Trigonometric equation (URGENT!!)

a) sin(5x) = cos(5x), divide by cos(x)...

1=sin(5x)/cos(5x) = tan(5x); so what values of x give tan(5x) = 1?

If it was tan(x)=1, that is a 45º (π/4) rt. triangle with opposite and adjacent sides of 1.

It would then be x = +/-n*π/4, where n is an integer 1,2,3 etc.

So for 5x, x=9 to be 45º or π/4, and we have 5x = +/- n*π/4, so x = +/- n*π/20. n is an integer 1,2,3 etc

b) sin(x) + cos (x) = 1, square both sides...

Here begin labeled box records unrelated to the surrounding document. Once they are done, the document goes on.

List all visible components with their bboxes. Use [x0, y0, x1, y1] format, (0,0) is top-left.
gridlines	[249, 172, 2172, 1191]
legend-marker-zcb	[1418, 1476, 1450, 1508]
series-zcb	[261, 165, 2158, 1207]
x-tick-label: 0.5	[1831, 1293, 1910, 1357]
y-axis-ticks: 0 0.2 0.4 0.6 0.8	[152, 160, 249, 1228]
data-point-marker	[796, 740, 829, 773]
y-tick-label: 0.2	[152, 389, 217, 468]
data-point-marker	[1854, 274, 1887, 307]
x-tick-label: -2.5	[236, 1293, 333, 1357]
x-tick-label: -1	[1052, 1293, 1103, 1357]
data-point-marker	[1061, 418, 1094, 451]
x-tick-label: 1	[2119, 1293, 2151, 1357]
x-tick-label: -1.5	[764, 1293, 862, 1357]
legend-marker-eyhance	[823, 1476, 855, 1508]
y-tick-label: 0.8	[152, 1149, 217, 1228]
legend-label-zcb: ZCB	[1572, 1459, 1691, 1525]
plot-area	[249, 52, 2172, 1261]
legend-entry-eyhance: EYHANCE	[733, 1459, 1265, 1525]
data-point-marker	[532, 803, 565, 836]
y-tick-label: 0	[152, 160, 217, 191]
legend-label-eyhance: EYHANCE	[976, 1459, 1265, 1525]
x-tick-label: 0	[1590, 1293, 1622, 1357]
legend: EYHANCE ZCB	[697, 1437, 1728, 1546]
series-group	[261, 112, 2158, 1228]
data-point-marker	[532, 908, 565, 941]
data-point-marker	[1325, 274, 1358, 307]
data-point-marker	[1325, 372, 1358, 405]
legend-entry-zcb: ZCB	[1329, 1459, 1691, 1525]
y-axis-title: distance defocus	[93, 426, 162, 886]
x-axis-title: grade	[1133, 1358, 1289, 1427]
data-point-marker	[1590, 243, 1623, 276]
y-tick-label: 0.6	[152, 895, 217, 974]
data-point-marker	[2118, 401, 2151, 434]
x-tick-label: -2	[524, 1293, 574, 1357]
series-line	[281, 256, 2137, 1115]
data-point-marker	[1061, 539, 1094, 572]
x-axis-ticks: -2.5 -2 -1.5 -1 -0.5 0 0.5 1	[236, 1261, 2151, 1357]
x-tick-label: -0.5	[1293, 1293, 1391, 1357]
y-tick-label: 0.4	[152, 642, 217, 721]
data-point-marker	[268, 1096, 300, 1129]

sin²(x) + cos²(x) + 2sin(x)cos(x) = 1, and with sin²(x) + cos²(x) = 1, we get 2sin(x)cos(x) = 0

we know that sin(2x)=2sin(x)cos(x), so we get sin(2x)=0. Again, compare to sin(x) = 0. 2x = +/- nπ for that to be zero, so x = +/- nπ/2, where n is an integer 1, 2, 3, etc.

c) rewriting it clearly,

(sqrt(2)/2)*sin(x)+ (sqrt(2)/2)*cos(x)=-1/2,

sin(x) + cos(x) = -1/sqrt(2)

square both sides...

sin²(x) + cos²(x) + 2sin(x)cos(x) = 1/2, with sin²(x) + cos²(x) = 1 we have,

2sin(x)cos(x) = -1/2, and like the one previously...

sin(2x) = -1/2, so sin(x) = -1/2, and sin(-x) = 1/2. The π/6 rt. triangle with opposite side 1 and hypotenuse 2.

so 2x= +/- nπ/6, x = +/- nπ/12, where n is an integer 1, 2, 3, etc.